Amid continuing violence, US soldier dies in Afghanistan clash
By Matthew Pennington, Associated Press, 8/23/2003
KABUL, Afghanistan -- A US special operations soldier was killed in action in eastern Afghanistan, the US military said yesterday.
In a neighboring province, meanwhile, coalition troops arrested four people and seized weapons stored in caves by insurgents.
Petty Officer First Class David M. Tapper, 32, of Camden County, N.J., died from injuries suffered on Wednesday, the Defense Department said in Washington. The US military's Central Command said his injuries were sustained in a "hostile fire incident" around Orgun in Paktika Province.
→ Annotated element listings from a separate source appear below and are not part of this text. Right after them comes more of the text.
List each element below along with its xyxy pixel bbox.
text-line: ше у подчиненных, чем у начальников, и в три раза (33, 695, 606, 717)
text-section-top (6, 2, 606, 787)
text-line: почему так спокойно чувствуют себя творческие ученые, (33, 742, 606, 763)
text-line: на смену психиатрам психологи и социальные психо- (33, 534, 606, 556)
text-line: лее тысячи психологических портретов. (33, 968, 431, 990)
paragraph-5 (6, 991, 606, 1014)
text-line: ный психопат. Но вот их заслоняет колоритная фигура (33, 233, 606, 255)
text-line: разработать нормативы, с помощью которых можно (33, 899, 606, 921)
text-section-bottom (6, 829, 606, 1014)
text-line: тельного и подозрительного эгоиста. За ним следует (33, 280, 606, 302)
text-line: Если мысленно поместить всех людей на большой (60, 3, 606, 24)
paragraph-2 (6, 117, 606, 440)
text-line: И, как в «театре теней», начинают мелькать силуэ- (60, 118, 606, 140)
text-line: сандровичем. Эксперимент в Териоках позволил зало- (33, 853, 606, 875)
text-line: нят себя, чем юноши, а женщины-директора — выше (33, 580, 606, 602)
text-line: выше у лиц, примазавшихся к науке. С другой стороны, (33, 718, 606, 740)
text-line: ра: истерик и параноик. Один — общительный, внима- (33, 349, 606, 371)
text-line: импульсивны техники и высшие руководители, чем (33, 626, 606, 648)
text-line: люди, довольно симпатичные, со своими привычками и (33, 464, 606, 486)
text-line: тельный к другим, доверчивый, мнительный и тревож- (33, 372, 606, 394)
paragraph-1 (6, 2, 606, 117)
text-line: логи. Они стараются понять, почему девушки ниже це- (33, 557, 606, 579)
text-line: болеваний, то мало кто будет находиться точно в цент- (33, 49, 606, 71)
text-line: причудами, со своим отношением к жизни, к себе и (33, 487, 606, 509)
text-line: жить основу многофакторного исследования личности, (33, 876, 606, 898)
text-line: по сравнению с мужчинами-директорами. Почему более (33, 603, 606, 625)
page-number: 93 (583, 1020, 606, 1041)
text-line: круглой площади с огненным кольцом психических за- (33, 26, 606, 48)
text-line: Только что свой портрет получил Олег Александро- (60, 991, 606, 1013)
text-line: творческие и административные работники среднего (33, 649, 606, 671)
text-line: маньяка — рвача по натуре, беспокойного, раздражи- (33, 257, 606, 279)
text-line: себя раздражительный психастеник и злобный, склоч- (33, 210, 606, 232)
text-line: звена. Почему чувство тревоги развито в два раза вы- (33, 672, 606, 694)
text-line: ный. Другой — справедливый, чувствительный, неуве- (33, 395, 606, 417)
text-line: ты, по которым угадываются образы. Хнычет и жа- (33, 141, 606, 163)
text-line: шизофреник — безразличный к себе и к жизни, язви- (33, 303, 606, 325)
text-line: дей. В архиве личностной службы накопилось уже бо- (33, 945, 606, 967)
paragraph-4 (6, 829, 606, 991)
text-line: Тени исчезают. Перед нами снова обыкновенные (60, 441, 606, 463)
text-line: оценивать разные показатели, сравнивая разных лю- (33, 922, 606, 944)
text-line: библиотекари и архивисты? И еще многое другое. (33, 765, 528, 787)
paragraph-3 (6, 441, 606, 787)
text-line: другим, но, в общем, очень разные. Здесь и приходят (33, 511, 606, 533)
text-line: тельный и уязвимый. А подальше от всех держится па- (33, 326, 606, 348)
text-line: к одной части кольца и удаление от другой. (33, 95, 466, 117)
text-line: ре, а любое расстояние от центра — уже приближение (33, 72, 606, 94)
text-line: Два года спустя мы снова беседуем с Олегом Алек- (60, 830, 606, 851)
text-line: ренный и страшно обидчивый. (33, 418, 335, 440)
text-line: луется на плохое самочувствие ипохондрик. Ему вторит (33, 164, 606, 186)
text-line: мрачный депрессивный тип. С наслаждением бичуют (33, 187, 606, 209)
On Thursday, the military said a coalition soldier had been slightly wounded by a bomb while on patrol in the same region. It was not immediately clear whether the two incidents were linked.
On Wednesday night, Islamic extremists burned down a school for girls south of the capital and distributed letters threatening to kill anyone working for the US-backed Afghan government, a senior Afghan military official said.
The Abu Sofian school was housed in a tent in Logar Province, 30 miles south of Kabul. The school was closed for a monthlong holiday and nobody was hurt in the fire.
General Hatiqulluj Luddin, a regional military commander, said authorities suspected unnamed extremists from nearby villages.
Colonel Rodney Davis, spokesman at Bagram air base, said yesterday that special operations soldiers raided weapons caches used by insurgents in eastern Khost Province and arrested four people.
In central Uruzgan Province, two Afghan soldiers and four Taliban guerrillas were killed in the latest incursion blamed on the ousted regime, Reuters reported.
Attacks by alleged Taliban have increased, with a string of incursions in the country's south and east, including two deadly raids targeting Afghan police in Paktika last weekend -- reportedly launched by hundreds of guerrillas traveling in trucks from the direction of neighboring Pakistan.
Senator John McCain, visiting Afghanistan with a congressional delegation yesterday, said Pakistan was "not doing as much as it can" to stop the insurgents. He said the delegation would raise the issue when it meets Pakistani President Pervez Musharraf today.